The IDC report said the most significant driver of storage consumption over the past three years has been the emergence of public cloud-based application and infrastructure providers. Many of these cloud-based service providers (iTunes, Netflix, YouTube, Facebook) act as content depots, which are primarily in the business of gathering, organizing and providing access to large quantities of digital content.
Meanwhile, other cloud-based service providers have emerged with a focus on delivering IT infrastructure and applications in an "as a service" model (Salesforce.com, WebEx Connect, Amazon Web Services). Over the past several years, these companies have undertaken massive storage buildouts as they have expanded their service offerings, entered new markets, and extended their geographic reach.
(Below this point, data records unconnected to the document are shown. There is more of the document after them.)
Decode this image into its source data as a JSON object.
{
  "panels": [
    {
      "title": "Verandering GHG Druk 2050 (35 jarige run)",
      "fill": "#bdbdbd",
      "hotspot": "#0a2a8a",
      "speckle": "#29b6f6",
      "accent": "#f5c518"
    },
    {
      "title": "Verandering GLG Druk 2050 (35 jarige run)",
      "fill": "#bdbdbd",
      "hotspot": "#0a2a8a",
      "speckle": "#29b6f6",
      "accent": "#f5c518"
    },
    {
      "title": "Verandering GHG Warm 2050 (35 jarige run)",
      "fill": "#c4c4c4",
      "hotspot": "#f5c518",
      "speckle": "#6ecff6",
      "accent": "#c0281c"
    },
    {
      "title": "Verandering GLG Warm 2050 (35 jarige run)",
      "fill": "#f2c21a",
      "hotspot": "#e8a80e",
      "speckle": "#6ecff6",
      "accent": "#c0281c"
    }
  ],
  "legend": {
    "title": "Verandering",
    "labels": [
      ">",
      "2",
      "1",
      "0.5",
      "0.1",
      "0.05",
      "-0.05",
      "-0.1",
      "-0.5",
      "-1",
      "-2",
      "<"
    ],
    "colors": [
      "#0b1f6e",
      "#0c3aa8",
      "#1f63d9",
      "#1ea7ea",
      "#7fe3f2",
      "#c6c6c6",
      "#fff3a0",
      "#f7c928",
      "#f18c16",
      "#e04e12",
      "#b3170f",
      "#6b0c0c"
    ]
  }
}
"Despite current economic uncertainties, IDC expects cloud service providers - both public and private - to be among the most expansive spenders on IT products and services as they continue to build out their facilities worldwide and expand their service options," said Richard Villars, vice president of storage systems and executive strategies at IDC.
In parallel to the expansion of the public cloud, many organizations have started to deploy their own private clouds for application, compute, and content (archival) storage. Some of these private cloud deployments (government and research sites) are comparable in scope and complexity to public cloud environments, while others are more limited in scope.
Public cloud service providers as well as major adopters of private cloud environments have five information requirements that are driving their current storage demands, including enabling more efficient delivery of information/applications to Internet-based customers, reducing upfront infrastructure investment levels, minimizing internal IT infrastructure investment associated with unpredictable workloads lowering and/or distributing the ongoing costs associated with long-term archiving of information and enabling near-continuous, real-time analysis of large volumes and wide varieties of big data.
"The challenge facing the storage industry will be to balance public cloud service providers' demand for low-cost hardware while boosting demand for advanced software solutions in areas such as object-based storage, automated data tiering, Big Data processing, and advanced archiving services," Villars said. "Big Data developments will be perhaps the most critical new marketplace for storage solutions providers in the coming decade. Providing a strong portfolio of complete Big Data solutions - hardware, software, and implementation services - will be a high priority to succeed. Similarly, a strong portfolio of active archival storage solutions will be a critical differentiator for private content/archive cloud deployments."